Surprisingly, I was not nominated by my peers for my splashy course creations, tech skills, or even my knowledge as a training specialist. It is apparent that what my colleagues remembered and appreciated was how I made them feel while collaborating on instructional design projects. Building trust and relationships this way will set me up for future successes on instructional design projects across the organization. Based on this article, I conclude that my superpower comes from being an adaptable, compassionate, positive, problem solver, and team-builder. These things are possible when you have empathy. Empathy means having deep care and understanding of the needs of others and this is what helps me succeed as an instructional designer, my superpower.
Instructional designers lean on the computer-based, methodological and theoretical tools available to support the creation of effective learning solutions to meet learning objectives however there is more to consider in designing impactful learning solutions. Vann (2015) stressed that to be successful, instructional designers must consider empathy for the learner, not the learning objectives alone. Successful instructional designers care about and understand the needs of the learners, SMEs, other stakeholders, and the organization and put those needs at the forefront of all design decisions.
Boling, E., Alangari, H., Hajdu, I. M., Guo, M., Gyabak, K., Khlaif, Z., … & Techawitthayachinda, R. I. (2017). Core judgments of instructional designers in practice. Performance Improvement Quarterly, 30(3), 199-219.

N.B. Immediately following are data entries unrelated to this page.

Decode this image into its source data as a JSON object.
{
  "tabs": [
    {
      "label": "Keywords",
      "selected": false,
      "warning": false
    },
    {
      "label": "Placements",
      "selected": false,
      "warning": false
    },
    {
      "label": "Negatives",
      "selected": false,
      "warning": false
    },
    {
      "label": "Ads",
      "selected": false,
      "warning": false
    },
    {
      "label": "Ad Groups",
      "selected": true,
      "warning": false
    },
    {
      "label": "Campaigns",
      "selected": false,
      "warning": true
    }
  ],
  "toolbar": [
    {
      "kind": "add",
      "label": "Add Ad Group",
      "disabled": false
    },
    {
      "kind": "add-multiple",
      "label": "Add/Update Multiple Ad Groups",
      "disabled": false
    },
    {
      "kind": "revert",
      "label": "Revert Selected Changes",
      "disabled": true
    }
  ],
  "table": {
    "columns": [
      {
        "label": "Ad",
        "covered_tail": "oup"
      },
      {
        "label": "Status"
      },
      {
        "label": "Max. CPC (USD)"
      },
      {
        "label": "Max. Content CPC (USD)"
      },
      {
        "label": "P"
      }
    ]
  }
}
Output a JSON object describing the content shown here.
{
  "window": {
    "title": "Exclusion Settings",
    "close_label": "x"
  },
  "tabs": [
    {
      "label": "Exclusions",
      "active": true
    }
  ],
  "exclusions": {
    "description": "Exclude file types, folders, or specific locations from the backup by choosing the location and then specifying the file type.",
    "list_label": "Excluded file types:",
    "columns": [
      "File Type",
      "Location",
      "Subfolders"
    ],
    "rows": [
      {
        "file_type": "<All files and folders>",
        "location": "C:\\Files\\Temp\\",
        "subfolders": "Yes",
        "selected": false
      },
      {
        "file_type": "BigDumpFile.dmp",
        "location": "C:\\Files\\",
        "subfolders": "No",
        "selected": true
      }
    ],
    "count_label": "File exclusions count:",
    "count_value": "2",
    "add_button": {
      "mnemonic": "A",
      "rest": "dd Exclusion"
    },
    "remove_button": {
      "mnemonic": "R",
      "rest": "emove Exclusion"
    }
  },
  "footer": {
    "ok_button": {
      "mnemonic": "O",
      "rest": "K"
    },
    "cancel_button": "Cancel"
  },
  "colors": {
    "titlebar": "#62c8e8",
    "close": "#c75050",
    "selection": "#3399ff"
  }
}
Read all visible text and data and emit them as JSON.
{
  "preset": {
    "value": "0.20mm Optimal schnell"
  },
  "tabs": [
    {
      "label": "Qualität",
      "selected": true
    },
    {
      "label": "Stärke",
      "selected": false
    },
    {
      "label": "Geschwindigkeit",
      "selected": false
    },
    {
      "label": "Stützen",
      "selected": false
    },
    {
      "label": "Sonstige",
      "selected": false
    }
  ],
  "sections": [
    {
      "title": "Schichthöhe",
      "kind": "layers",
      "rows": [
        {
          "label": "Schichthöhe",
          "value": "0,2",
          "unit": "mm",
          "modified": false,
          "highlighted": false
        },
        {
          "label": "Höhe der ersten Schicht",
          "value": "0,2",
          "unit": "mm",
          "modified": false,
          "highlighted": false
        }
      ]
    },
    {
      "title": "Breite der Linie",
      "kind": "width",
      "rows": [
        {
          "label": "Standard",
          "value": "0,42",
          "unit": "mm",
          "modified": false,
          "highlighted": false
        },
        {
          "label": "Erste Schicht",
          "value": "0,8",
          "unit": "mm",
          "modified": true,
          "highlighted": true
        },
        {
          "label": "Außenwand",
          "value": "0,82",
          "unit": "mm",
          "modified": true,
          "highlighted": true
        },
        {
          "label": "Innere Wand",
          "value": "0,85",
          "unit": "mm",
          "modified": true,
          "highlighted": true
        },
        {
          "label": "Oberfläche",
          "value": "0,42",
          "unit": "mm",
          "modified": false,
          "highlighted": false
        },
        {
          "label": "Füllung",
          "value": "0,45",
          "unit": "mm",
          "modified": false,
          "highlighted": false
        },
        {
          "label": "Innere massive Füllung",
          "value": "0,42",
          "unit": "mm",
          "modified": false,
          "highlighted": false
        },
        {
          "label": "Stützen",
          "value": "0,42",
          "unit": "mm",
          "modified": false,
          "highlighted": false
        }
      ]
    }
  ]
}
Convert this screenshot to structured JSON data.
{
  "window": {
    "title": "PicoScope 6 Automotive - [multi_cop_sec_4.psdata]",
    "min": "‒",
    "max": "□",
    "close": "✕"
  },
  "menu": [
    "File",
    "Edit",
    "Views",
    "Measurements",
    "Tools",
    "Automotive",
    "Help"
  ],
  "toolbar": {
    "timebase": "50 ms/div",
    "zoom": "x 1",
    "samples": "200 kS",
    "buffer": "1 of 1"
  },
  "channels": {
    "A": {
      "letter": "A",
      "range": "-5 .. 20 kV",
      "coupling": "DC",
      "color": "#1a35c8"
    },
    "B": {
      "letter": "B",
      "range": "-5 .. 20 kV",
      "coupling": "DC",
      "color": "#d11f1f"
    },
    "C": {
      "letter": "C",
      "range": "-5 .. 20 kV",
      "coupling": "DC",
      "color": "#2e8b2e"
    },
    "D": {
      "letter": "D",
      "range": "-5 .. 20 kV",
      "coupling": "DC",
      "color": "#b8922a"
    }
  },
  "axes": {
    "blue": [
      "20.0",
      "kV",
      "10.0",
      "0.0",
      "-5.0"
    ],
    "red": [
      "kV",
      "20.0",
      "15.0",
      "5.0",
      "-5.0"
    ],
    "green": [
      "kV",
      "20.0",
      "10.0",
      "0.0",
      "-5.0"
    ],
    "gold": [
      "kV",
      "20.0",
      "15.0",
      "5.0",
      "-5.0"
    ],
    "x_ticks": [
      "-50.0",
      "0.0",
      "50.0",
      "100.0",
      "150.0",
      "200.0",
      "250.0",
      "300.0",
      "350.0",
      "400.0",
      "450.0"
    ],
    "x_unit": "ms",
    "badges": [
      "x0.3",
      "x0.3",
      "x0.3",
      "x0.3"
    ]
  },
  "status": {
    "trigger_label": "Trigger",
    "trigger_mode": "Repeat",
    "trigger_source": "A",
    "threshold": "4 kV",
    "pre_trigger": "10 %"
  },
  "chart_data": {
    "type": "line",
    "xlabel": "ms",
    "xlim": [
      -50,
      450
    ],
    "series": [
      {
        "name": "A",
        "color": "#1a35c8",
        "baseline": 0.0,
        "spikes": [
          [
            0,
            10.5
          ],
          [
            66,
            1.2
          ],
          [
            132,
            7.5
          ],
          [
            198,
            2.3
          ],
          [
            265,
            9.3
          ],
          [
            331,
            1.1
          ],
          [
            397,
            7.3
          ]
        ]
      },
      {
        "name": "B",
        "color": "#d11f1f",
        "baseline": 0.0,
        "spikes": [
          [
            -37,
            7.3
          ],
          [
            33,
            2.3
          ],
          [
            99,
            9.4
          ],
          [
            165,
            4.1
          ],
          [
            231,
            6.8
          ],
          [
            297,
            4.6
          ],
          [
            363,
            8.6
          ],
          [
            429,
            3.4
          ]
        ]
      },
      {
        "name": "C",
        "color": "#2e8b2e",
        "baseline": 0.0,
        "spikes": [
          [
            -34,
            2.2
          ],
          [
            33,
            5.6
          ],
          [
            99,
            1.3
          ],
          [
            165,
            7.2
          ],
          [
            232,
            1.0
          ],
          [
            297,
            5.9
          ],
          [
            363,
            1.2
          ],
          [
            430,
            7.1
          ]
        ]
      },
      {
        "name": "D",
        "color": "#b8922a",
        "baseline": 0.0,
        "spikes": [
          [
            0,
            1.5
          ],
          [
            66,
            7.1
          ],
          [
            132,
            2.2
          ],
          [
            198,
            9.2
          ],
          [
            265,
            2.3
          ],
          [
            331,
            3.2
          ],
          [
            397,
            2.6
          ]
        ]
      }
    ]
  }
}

Lachheb, A., & Boling, E. (2018). Design tools in practice: instructional designers report which tools they use and why. Journal of Computing in Higher Education, 30(1), 34-54. https://doi.org/10.1007/s12528-013-9074-6
Stolterman, E., McAtee E., Eoyer, J., Thandapani, S. (2009). Designerly Tools. In: Undisciplined! Design Research Society Conference 2008, Sheffield Hallam University, Sheffield, UK, 16-19 July 2008. http://shura.shu.ac.uk/491/1/fulltext.pdf
Vann, L. S. (2015). Demonstrating empathy: A phenomenological study of instructional designers making instructional strategy decisions for adult learners (Doctoral dissertation, Capella University).